Another Voronksy

by 13atoms (2Atoms)



Category: The Great (TV 2020)
Genre: Angst, F/M, Hurt, Techincally romance, peter is a bastard
Language: English
Status: Completed
Published: 2020-11-20
Updated: 2020-11-20
Packaged: 2021-03-09 22:09:07
Rating: Not Rated
Warnings: Creator Chose Not To Use Archive Warnings, Major Character Death
Chapters: 1
Words: 1,811
Publisher: archiveofourown.org
Story URL: https://archiveofourown.org/works/27643249
Author URL: https://archiveofourown.org/users/2Atoms/pseuds/13atoms
Summary: Request: Voronsky!Reader x Orlo
Relationships: Orlo (The Great TV 2020)/Original Female Character(s)
Kudos: 7





	Another Voronksy

Marial snorted, not even stifling her laugh as Orlo looked away in embarrassment. Even Catherine looked politely amused, schooling her features. Perhaps for Leo’s expense.

“He sent you a Voronsky? Do you think he is trying to _kill you_?”

The coup had reached a boiling point, and this new rouge element was a cause for alarm, as much as it amused Orlo’s fellow conspirators. Peter had bidden him to take the woman, under the guise of making him ‘loosen up’. This would wind up as another of his usual slow tortures, Orlo was certain.

If nothing else, Peter was an expert in the psychological manipulation of those around him. Perhaps unconsciously, he could pick his supposed friends apart like a surgeon. The beautiful creature sat in his drawing room would be the next incision, Orlo could feel it.

He had run, justified only by the reality that he was already late to the coup meeting, when he saw her. The woman’s self-introduction was enough to raise his heartrate. That surname, synonymous with the finest indulgence of the flesh, could startle even the most promiscuous man.

“My sister,” Leo frowned. “She had not told me…”

“She is in my rooms!” Orlo’s pitch was near hysterical, and he vowed to pull himself together, if only to reduce how much Marial could laugh at him. “You can see her now, if you want to be reacquainted.”

Leo shrugged, taking everyone by surprise.

“We are not that close, anymore,” was the man’s only explanation.

“Why now?”

Catherine’s mind was already pulled from embarrassing Orlo, trying to unravel the Emperor’s plan which the Count suspected to be truthfully underdeveloped. Peter had no end game. He just liked _fucking with people_.

He could endure this. Could hope the woman would be as demure and kind as she had seemed, as willing to lie to the Emperor as Catherine’s Leo had been. Surely, not all of the Voronsky siblings could hold the lure Leo seemed to. They could be friends, faux-lovers if forced.
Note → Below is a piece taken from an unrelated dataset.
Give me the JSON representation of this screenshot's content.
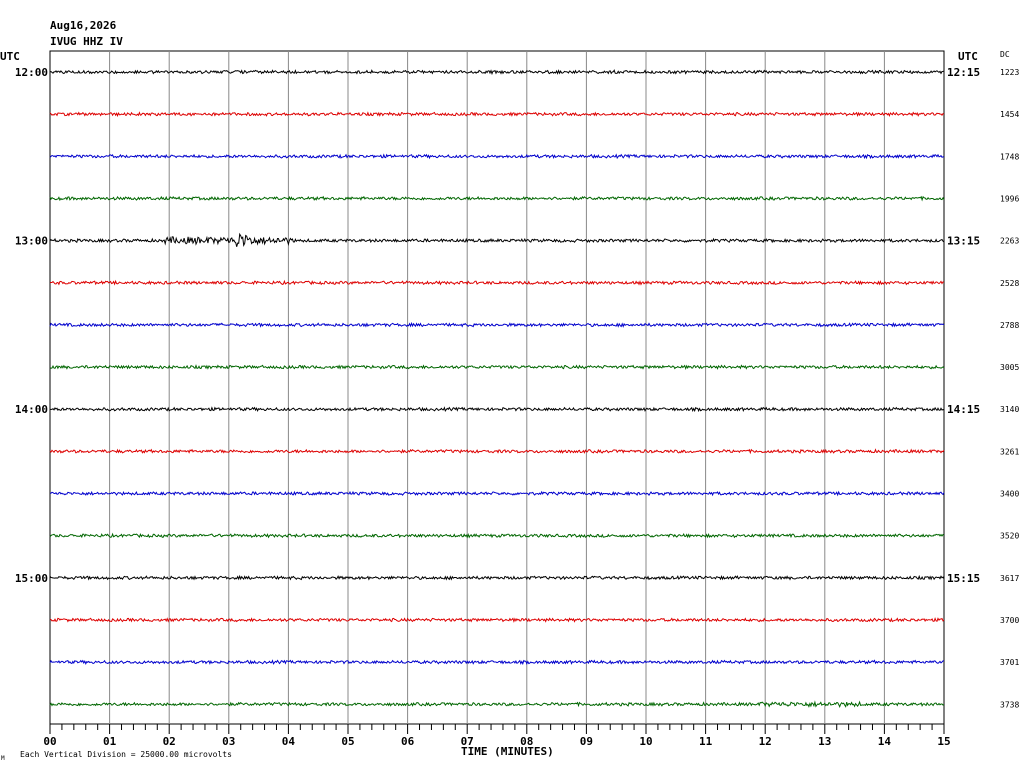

He would not let anything come from this.

*

Peter’s gift had been the best thing he had ever done for Orlo. She was kind and patient, funny, demanding no more of Orlo than he had to give.

After an installation in his quarters, and a quickly developed mutual understanding that both their necks were on the line should this coupling seem unsuccessful, Orlo began to look forward to returning home. Balls and banquets became more fun, with a friend by his side, a beautiful woman on his arm.

He was certain a few of the Lords and Ladies knew of his situation, that he was being patronized by the Emperor, his lover subsidised because he was _that pathetic_. But if Orlo cared what was being said behind his back, he would not have made it this long at court.

With the knowledge everything was to change soon, he savoured every good thing he could, the security and safety of sharing his bed and his life with a friend.

Soon he plucked up the courage to share his heart.

Then, his body.

And soon he wanted nothing more than to be staring into those eyes, to feel the agonizing clench in his chest when he watched his lover fall asleep, or wake him up in a panic and save him from lateness to an important meeting.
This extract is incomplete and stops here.